・Ordinary income reaches record-high level.
・Operating income, ordinary income and net income exceed expectations.
・Office and residential property occupancy rates and unit prices of leases remain high.

Tokyo, May 22, 2018 - Mori Building, a leading urban landscape developer, announced on May 22 its financial results for the fiscal year that ended in March 2018, as follows:


  • Operating revenue fell due to a decline in property sales revenue, but operating income, ordinary income and net income all exceeded expectations.
  • Major factors behind Mori Building's strong annual performance included high occupancy rates and high unit prices in office and residential leasing, rises in hotel occupancy rates and unit prices due to the growing number of inbound tourists, the opening of the GINZA SIX complex and the continued popularity of the Roppongi Hills complex, which is celebrating its 15th anniversary this year.

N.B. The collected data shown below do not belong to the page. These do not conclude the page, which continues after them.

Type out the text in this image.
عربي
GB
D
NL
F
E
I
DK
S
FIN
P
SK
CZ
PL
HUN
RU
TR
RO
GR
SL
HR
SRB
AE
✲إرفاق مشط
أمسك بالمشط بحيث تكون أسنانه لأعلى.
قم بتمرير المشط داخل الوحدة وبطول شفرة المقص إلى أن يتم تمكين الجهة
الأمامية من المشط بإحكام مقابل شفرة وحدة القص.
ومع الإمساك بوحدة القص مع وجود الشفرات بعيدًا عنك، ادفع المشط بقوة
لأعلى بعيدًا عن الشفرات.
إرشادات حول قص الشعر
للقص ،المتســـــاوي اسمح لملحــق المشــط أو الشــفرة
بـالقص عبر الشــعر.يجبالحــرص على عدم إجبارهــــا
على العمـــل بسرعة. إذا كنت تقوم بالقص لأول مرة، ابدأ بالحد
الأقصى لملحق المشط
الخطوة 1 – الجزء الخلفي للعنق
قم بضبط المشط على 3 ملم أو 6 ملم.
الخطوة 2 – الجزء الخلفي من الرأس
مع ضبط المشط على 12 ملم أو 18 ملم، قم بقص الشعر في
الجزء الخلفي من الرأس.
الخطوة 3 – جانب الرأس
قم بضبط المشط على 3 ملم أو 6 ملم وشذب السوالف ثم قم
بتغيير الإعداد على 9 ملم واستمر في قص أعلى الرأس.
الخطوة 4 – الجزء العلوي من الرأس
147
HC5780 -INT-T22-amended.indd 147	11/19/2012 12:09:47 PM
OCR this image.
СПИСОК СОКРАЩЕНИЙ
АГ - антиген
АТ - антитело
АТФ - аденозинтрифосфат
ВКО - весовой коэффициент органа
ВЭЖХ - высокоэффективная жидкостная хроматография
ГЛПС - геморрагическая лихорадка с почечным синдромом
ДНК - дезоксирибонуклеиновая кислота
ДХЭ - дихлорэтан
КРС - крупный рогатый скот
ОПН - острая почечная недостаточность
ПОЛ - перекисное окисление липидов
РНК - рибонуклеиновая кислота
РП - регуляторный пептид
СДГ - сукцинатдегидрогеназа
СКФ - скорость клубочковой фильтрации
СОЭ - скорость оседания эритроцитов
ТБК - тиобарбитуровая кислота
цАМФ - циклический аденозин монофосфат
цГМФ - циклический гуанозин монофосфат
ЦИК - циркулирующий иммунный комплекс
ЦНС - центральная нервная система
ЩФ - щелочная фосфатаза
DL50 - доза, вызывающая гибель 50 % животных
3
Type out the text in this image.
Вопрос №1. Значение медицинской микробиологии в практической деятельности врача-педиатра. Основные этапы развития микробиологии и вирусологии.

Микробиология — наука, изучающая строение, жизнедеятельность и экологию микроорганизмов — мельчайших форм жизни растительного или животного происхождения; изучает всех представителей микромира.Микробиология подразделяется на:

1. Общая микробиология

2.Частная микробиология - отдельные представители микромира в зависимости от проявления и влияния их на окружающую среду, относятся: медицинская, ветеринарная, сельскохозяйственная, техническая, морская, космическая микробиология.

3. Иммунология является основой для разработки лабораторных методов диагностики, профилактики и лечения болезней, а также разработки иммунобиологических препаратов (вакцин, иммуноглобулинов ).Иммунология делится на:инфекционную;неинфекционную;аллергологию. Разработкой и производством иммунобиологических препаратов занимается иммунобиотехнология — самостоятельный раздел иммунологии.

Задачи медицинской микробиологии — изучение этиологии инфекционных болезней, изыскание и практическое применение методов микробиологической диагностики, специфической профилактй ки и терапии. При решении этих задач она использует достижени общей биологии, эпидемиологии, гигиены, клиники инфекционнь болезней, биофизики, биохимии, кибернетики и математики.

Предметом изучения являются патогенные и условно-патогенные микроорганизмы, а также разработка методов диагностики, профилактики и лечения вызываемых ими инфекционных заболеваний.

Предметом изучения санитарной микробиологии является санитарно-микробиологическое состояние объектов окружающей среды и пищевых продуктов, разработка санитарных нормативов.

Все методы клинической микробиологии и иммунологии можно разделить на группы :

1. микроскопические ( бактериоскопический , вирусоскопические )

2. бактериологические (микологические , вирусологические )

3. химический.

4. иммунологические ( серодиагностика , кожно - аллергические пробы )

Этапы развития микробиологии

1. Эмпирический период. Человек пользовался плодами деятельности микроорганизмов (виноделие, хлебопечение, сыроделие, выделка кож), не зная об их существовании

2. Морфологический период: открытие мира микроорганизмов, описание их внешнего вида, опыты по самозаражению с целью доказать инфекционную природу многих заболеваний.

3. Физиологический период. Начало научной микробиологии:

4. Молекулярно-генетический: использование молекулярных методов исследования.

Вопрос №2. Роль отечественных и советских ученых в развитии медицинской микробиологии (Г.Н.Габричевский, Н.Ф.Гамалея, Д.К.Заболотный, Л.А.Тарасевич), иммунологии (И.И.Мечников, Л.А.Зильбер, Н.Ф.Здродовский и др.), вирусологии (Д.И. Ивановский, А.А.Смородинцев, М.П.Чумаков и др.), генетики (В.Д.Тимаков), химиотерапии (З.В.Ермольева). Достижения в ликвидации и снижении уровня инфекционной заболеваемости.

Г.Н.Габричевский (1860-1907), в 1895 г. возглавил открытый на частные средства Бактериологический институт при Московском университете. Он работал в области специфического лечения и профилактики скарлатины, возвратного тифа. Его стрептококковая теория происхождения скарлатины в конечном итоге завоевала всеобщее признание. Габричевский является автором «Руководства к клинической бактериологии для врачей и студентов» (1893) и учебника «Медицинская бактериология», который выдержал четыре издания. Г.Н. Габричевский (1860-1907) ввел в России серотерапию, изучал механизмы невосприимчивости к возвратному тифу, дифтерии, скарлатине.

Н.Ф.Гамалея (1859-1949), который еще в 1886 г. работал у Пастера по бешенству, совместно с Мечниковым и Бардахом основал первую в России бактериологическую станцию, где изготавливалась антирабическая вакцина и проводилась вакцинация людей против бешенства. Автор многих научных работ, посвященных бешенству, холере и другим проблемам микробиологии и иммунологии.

Mori Building also announced its consolidated forecasts for the current fiscal year ending in March 2019:


  • Leasing business is expected to benefit from high occupancy rates and high unit prices backed by a steady market.
  • Total revenue and profit are expected to decline due to decrease in residential properties scheduled to be sold and the temporary expense associated with the progress of redevelopment projects.

Consolidated results are based on information available on the day of the announcement, as analyzed by Mori Building. Forecasts are subject to inherent risks and uncertainty, so actual results may differ due to changes in various factors.